Selain menghapus, Islam juga membatasi dengan ketat beberapa praktik berkeluarga lainnya. Misalnya, membatasi jumlah istri dalam poligami dari tak terbatas menjadi maksimal empat dengan syarat adil dan disertai dorongan kuat untuk monogami. Perceraian yang boleh rujuk yang semula tak terbatas menjadi hanya boleh dua kali. Di samping itu, Islam juga memunculkan nilai baru untuk memperkuat keluarga. Misalnya penegasan bahwa perkawinan adalah janji kokoh (mitsaqan ghalizhan), perintah pergaulan yang layak (mu’asyarah bil-ma’ruf) antara suami dan istri, dan pengaitan ketaqwaan dan keimanan dengan prilaku dalam berkeluarga. Islam juga memberikan perempuan hak waris, hak sumpah untuk membatalkan sumpah suami yang menuduhnya berzina tanpa saksi, hak cerai gugat (khulu’), dan masih banyak hal lainnya.

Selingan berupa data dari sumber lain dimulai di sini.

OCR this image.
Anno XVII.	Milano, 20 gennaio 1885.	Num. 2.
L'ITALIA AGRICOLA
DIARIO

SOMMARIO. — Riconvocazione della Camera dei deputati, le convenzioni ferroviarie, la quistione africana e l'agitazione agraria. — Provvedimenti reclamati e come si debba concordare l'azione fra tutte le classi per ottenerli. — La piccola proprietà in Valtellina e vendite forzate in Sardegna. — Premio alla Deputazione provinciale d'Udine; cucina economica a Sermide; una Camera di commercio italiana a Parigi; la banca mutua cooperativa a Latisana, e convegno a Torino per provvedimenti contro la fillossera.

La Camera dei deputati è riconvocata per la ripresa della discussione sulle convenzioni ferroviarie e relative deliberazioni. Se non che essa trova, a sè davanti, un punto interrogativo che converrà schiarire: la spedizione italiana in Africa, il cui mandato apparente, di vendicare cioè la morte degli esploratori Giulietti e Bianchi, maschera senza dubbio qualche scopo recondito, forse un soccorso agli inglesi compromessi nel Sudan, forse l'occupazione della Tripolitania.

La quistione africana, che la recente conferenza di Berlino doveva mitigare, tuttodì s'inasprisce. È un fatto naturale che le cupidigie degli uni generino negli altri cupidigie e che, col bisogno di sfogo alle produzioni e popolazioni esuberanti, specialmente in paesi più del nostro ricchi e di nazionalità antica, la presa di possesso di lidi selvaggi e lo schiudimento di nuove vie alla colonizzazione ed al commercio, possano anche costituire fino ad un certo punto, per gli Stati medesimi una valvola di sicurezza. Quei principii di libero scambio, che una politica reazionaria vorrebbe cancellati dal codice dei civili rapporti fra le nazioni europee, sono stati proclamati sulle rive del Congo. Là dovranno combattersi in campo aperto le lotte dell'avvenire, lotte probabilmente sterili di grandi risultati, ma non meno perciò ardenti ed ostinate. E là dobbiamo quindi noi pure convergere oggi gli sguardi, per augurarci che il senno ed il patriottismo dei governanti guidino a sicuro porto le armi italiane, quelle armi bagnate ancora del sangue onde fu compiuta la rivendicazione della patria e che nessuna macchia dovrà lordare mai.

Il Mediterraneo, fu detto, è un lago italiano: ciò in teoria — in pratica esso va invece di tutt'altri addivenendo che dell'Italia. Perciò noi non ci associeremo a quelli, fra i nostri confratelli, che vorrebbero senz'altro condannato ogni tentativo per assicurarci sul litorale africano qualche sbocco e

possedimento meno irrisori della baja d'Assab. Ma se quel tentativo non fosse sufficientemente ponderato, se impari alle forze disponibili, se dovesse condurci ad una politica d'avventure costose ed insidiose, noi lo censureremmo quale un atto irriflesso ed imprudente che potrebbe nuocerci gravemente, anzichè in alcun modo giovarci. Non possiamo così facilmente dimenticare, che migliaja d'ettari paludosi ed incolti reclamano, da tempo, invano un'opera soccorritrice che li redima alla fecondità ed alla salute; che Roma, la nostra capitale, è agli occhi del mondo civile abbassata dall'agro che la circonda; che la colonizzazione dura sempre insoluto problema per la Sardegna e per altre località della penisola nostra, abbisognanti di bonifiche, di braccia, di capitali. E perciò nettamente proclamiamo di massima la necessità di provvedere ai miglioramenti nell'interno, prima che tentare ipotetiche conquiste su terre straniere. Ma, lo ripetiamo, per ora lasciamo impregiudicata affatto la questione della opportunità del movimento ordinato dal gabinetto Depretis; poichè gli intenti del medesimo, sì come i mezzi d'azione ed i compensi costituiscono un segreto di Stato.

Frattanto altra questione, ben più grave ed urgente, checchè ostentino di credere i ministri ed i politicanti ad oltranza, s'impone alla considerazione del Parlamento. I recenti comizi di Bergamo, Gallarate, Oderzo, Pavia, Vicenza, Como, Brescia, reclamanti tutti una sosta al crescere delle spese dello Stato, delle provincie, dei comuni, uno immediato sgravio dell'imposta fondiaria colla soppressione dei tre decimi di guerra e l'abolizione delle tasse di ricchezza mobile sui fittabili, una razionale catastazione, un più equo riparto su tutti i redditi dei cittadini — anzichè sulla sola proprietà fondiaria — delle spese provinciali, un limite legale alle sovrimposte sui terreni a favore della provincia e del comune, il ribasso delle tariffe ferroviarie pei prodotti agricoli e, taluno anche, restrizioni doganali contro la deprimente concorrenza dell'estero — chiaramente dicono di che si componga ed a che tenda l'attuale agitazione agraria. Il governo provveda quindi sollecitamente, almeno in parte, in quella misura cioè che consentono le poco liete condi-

Untuk memberikan kepastian dan perlindungan bagi para pihak yang melangsungkan perkawinan, sehingga memberikan kekuatan bukti autentik tentang telah terjadinya perkawinan dan para pihak dapat mempertahankan perkawinan tersebut kepada siapapun di hadapan hukum maka dibutuhkan pencatatan perkawinan.